Cela ne pouvait pas capoter si près du but, parce que ma démob était prévue le surlendemain. On risquera de faire en définitive tout le trajet aller-retour (3 kms) sans radiateur d’huile, ni moteur ni boîte, j’avais ponté les entrées et sorties. Tout était prévu pour que cela se fasse tôt le matin, vers les 07h30, histoire que le char y aille discrètement, genre opération commando d’assaut. Tous les pilotes étaient là, même ceux en récups, les mécanos, les sous-offs. Et chance, le brouillard était aussi là. Dense, opaque, typiquement londonien, voire Sheakspearien pour dissimuler le forfait !

Malheureusement, l’humidité était là aussi, pas seulement dans les gosiers, mais dans les vis platinées et les magnétos. Qu’à cela ne tienne, on va sécher tout cela et on recommence après midi, vers les 16h. Tant pis pour tout, on fonce!

Et là, votre serviteur aux commandes a été pour quelques instants le plus heureux sur cette terre. Démarrer ? il a ! ! ! Bouger ? Il a ! ! ! Porter les pilotes et leur étendard ?? Il l’a fait, avec la mitrailleuse P50 « Souff » fièrement posée sur son affût de tourelle, drainant tout autour de lui un cortège de curieux admiratifs. Ceux qui se dirigeant vers la sortie de la base faisaient demi-tour pour gonfler les rangs de l’armée en marche vers la fenêtre du bureau de notre ami le Major Waldeyer, lequel ne s’est rendu compte de rien, mais alors vraiment de rien, sauf au moment où in extremis son assistant a ouvert la fenêtre pour n’y laisser passer que la bouche du canon, pour le baiser endiablé tant défié!

1st Squadron, twelve points!

Le lendemain matin, j’étais fier, le genre de fierté qui vous met les tripes dans tous les sens. Arrivée obligée en premier lieu, avant d’aller voir mes supérieurs directs, chez les pilotes, dieu que c’était bon. Et la caresse à la bête, revenue maintenant majestueusement sur son socle, calme, elle a donné son dernier soupir. J’ai su qu’elle n’avait plus jamais démarré. Quelle renomée ! ! ! Dès l’ouverture de toutes les infrastructures militaires du pays, tant force aérienne que terrestre que navale, partout on a immédiatement su que le char avait roulé! Partout, tout le monde a su qu’il avait relevé le défi dans un succès total ! Cela s’est même dit en direct dans les casques des pilotes depuis la tour de contrôle, qui à l’époque avait vue sur toute la base. Une trainée de poudre, un coup de canon. J’étais trop jeune pour en mesurer la portée et l’apprécier à sa juste valeur, mais je crois que cela a dû être quelque chose d’énooorme, vraiment.

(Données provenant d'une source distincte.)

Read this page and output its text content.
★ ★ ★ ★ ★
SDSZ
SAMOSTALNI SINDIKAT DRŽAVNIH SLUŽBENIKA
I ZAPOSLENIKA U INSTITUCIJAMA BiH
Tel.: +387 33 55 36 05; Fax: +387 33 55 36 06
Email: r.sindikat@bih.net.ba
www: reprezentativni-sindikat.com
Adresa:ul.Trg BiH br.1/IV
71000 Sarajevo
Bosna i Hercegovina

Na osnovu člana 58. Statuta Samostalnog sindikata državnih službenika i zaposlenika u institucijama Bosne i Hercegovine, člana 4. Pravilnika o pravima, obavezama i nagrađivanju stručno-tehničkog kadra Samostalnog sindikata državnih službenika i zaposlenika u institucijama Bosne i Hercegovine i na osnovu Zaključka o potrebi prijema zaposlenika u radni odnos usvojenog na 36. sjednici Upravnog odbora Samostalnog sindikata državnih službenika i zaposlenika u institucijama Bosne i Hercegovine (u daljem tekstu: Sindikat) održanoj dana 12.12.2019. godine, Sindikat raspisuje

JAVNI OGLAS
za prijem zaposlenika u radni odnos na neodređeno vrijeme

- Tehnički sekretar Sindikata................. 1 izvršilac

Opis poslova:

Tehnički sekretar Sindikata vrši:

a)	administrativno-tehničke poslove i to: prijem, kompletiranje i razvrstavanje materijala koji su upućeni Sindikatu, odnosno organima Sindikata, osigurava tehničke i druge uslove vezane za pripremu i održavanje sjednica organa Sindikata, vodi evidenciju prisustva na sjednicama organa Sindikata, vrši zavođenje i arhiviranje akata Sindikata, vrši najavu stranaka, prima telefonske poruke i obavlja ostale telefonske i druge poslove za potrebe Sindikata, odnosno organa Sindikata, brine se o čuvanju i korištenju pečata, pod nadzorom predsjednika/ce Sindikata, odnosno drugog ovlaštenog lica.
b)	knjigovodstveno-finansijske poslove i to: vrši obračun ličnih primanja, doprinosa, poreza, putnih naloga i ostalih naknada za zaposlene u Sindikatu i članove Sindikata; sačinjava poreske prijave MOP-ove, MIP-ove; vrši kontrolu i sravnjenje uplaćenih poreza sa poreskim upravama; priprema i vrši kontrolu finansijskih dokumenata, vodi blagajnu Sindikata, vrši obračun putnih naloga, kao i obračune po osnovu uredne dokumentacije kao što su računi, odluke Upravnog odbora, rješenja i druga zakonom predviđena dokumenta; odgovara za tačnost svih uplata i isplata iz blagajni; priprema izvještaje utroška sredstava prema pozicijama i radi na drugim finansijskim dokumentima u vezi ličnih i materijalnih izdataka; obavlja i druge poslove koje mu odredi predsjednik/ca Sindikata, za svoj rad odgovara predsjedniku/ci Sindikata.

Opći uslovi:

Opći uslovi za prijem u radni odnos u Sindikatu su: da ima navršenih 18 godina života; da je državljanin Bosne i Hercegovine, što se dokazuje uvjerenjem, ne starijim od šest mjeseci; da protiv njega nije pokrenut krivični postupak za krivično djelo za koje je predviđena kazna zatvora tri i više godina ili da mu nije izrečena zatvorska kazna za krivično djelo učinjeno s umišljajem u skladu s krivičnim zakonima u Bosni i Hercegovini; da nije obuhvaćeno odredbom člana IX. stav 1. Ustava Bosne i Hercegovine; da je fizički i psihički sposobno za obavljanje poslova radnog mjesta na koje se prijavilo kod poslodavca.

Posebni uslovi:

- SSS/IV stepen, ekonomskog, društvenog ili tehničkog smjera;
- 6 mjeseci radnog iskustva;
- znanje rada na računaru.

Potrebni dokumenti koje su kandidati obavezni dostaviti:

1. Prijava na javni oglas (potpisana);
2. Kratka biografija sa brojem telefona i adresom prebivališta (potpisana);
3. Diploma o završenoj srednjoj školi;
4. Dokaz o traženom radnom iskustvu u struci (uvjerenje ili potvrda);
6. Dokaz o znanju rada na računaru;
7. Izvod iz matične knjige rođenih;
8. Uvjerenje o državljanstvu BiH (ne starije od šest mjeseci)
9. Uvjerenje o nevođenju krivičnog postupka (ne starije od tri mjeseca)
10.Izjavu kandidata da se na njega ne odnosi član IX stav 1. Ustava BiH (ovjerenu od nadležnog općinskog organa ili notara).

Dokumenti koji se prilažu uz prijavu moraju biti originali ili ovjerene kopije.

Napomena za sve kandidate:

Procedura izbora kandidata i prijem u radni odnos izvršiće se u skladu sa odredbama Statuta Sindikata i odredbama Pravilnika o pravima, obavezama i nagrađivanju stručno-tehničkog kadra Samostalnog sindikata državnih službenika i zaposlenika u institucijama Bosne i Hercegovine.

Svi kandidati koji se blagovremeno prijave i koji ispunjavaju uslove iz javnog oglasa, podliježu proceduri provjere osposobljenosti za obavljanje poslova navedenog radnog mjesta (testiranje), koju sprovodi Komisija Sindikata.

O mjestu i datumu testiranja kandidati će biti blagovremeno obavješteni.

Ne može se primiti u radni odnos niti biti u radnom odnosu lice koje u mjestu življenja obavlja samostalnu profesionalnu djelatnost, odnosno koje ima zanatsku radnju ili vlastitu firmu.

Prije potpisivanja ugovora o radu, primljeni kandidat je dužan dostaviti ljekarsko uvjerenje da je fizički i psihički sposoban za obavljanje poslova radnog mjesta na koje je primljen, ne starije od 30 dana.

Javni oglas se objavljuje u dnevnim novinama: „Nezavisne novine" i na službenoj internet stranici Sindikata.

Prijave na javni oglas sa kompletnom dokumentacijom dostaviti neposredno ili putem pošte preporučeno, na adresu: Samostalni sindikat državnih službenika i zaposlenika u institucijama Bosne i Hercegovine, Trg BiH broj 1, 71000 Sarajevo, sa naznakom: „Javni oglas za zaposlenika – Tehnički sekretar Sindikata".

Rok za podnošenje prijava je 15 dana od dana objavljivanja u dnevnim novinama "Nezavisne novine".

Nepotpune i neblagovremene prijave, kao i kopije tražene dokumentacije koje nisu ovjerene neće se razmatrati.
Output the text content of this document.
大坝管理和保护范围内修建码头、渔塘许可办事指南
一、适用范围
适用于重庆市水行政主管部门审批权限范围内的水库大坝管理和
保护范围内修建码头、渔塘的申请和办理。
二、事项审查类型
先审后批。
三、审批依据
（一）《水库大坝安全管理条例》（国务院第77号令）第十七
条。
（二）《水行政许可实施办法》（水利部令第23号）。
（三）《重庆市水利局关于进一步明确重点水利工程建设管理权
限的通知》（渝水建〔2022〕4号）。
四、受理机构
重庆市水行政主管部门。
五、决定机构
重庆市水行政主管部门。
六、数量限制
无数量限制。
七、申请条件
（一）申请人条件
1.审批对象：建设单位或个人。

Le lendemain soir, j’avais accompli mon service militaire, je rentrais chez moi en civil. Quelle épopée!

Il faut que vous sachiez qu’en novembre 1985, il se trouve que soudainement, la base de Bierset s’est trouvée en pénurie d’eau, plus rien n’était distribué nulle part ! Il a fallu beaucoup de travail de recherche paraît-il, pour trouver l’origine du problème : quasiment à quelques mètres à peine du « socle » du char, là où il était resté pendant toutes ces années immobile, se trouvait enterré un petit « bunker » dans lequel étaient toutes les grandes vannes du réseau de distribution d’eau. Alors imaginez, le char descend de son socle, fait quelques mètres, et 44 tonnes, çà pèse…. Toute l’ossature de la sale était écrasée, et les vannes, ben...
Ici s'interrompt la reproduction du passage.